It’s two years until the next World Youth Day, which will take place in the city of Lisbon in 2022 and in that intervening time, Pope Francis is inviting young people to reflect on the themes for the diocesan World Youth Days of 2020 and 2021.

“Young man, I say to you, arise!” is the 2020 theme taken from Luke’s Gospel; and 2021 features the biblical text taken from the Acts of the Apostles: “Stand up. I appoint you as a witness of what you have seen”.

Focusing his attention on this year’s message, Pope Francis says that for the young person who has lost his or her vitality, dreams, optimism and enthusiasm, there is hope. That hope is in Jesus, who the Pope says, “stands before you as once he stood before the dead son of the widow, and with all the power of His resurrection He urges you: ‘Young man, I say to you, arise.’”

That passage in the Bible, the Pope explains, “tells us how Jesus, upon entering the town of Nain in Galilee, came upon the funeral procession of a young person, the only son of a widowed mother. Jesus, struck by the woman’s heartrending grief, miraculously restored her son to life.”

In the message, Pope Francis reflects on Jesus’ “ability to see pain and death.” He points out that Jesus, “in the midst of the crowd, makes out the face of a woman in great pain. His ability to see generates encounter, the source of new life.”

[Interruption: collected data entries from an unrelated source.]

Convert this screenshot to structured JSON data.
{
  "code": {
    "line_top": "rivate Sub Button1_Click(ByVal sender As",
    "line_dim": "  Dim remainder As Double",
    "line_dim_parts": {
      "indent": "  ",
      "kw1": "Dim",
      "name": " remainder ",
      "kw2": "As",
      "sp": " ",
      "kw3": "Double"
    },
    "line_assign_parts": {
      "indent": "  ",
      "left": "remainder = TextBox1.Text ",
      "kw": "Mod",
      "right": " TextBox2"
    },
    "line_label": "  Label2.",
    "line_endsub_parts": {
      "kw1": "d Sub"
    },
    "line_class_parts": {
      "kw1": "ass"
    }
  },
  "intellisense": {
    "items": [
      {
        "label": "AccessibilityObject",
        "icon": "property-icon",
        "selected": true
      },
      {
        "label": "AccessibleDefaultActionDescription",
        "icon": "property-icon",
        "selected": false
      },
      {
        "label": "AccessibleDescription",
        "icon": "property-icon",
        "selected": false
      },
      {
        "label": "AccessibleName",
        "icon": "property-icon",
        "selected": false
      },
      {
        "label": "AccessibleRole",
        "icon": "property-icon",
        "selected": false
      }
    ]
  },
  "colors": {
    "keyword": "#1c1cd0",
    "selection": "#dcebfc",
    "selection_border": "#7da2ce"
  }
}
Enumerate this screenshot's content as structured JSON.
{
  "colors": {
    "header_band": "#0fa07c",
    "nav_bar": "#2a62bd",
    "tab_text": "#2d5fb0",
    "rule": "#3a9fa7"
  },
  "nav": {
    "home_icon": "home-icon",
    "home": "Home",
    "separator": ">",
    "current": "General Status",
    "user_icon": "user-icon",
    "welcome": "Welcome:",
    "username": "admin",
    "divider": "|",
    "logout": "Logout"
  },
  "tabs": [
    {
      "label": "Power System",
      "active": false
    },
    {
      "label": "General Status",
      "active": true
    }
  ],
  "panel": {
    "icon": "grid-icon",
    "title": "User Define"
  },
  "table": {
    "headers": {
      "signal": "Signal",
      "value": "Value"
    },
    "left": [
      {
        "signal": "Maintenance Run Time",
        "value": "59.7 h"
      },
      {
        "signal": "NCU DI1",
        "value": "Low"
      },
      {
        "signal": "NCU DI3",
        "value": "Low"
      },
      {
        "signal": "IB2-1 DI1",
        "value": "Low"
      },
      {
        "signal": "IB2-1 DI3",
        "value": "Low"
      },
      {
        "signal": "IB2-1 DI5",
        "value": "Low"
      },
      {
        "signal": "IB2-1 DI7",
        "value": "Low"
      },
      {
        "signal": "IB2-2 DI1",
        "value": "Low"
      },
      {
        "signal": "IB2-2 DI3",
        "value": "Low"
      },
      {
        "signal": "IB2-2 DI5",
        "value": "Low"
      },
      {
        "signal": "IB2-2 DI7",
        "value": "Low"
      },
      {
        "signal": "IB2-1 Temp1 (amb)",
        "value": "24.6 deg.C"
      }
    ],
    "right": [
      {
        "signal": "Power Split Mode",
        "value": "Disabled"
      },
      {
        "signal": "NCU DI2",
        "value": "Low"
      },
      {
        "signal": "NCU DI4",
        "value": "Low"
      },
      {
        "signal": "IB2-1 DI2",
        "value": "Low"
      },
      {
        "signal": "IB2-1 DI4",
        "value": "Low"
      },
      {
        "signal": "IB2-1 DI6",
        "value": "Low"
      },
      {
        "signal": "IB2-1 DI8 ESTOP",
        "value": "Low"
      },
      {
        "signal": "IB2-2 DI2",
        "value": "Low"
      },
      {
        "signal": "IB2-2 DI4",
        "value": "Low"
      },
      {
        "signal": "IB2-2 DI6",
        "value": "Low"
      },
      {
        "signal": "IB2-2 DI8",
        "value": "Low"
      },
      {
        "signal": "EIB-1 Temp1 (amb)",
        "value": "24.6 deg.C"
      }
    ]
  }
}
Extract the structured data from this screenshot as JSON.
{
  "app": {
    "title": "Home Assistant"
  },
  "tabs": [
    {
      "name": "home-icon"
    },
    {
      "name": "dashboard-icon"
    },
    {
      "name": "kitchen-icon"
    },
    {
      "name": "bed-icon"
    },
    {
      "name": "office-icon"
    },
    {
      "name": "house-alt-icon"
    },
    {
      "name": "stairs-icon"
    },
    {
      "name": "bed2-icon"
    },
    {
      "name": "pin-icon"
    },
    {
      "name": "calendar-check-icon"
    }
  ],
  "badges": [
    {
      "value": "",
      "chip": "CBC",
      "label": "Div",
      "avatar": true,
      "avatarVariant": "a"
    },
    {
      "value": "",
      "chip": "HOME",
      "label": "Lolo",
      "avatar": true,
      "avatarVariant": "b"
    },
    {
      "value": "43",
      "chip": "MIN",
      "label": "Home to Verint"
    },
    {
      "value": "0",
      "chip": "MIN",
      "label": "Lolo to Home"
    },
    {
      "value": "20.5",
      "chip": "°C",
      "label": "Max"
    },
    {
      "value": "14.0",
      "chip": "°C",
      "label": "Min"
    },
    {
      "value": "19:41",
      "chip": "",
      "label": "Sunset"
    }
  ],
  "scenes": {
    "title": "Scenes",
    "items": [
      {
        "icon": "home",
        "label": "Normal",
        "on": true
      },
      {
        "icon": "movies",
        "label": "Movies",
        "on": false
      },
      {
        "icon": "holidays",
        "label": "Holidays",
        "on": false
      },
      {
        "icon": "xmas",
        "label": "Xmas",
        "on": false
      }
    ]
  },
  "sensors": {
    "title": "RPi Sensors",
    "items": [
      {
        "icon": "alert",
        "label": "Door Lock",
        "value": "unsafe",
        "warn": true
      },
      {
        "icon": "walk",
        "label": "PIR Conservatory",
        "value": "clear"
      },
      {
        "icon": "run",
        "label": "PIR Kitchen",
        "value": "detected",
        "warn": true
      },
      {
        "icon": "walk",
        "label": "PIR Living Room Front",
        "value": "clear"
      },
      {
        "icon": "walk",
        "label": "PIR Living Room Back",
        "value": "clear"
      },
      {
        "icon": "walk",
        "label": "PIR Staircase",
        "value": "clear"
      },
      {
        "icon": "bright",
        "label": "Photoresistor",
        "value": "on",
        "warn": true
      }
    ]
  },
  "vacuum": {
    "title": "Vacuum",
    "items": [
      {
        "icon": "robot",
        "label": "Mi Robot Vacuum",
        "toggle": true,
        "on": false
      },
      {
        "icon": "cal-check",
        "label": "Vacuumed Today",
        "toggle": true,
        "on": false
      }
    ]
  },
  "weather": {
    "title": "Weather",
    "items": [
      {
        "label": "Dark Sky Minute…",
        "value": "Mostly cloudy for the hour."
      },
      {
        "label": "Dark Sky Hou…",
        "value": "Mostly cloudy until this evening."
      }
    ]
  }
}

In today’s world the Pope asks, how often do we end up being eyewitnesses of events without ever experiencing them in real time? Sometimes, he adds, “our first reaction is to take a picture with our cell phone, without even bothering to look into the eyes of the persons involved.” Pope Francis goes on to say that many young people are “‘dead’ because they feel hopeless.”
Others, he continues, “waste their lives with superficial things, thinking they are alive while in fact they are dead within”.

“Negative situations”, the Pope emphasizes in the message, “can also be the result of personal failure, whenever something we care about, something we were committed to, no longer seems to be working or giving the desired results.”
But failures, he underlines, “are part of the life of every human being; sometimes they can also end up being a grace.”

The Pope continues say “to have compassion”, he counsels young people not to be robbed of this sensitivity. “If you can learn to weep with those who are weeping”, Pope Francis says, “you will find true happiness.” “So many of your contemporaries are disadvantaged and victims of violence and persecution. Let their wounds become your own, and you will be bearers of hope in this world.”

To come forward and “touch” is the third section of the message, and the Pope notes how Jesus in the passage from Luke’s Gospel stops the funeral procession and demonstrates His closeness. The touch of Jesus, the living One, comments the Pope, communicates life. Pope Francis goes on to says that “if you can feel God’s immense love for every living creature – especially our brothers and sisters who experience hunger and thirst, or are sick or naked or imprisoned – then you will be able to draw near to them as He does.”

Pope Francis writes that “people who are not on a journey never fall; then again, neither do they move forward.” “This life is really a new creation, a new birth, not just a form of psychological conditioning”, the Pope says.

He also stresses that young people need to look deeper than mere fashionable phrases and words. It is Jesus’ Word, he says, that has a deeper resonance, because “it goes infinitely deeper. It is a divine and creative Word, which alone can bring the dead to life.”

Talking about “Living the new life as ‘risen ones’”, Pope Francis returns to the Gospel passage which recounts that the young man “began to speak”. Those touched and restored to life by Jesus, the Pope says, “immediately speak up and express without hesitation or fear what has happened deep within them: their personality, desires, needs and dreams.”

Concluding his message, the Pope points out that today, “we are often ‘connected’ but not communicating. The indiscriminate use of electronic devices can keep us constantly glued to the screen.” With this Message, Pope Francis writes, “I would like to join you, young people, in calling for a cultural change, based on Jesus’ command to ‘arise’. He calls us to embrace a reality that is so much more than virtual.”

“Arise!” he adds, is also an invitation to “dream”, to “take a risk”, to be “committed to changing the world, to rekindle your hopes and aspirations, and to contemplate the heavens, the stars and the world around you.” The Pope then invites young people to “give their passions and dreams free rein, “and, through them, offer the world, the Church and other young people something beautiful, whether in the realm of the spirit, the arts or society… Make your voices heard.” Diocesan World Youth Day 2020 is marked on Palm Sunday, April 5.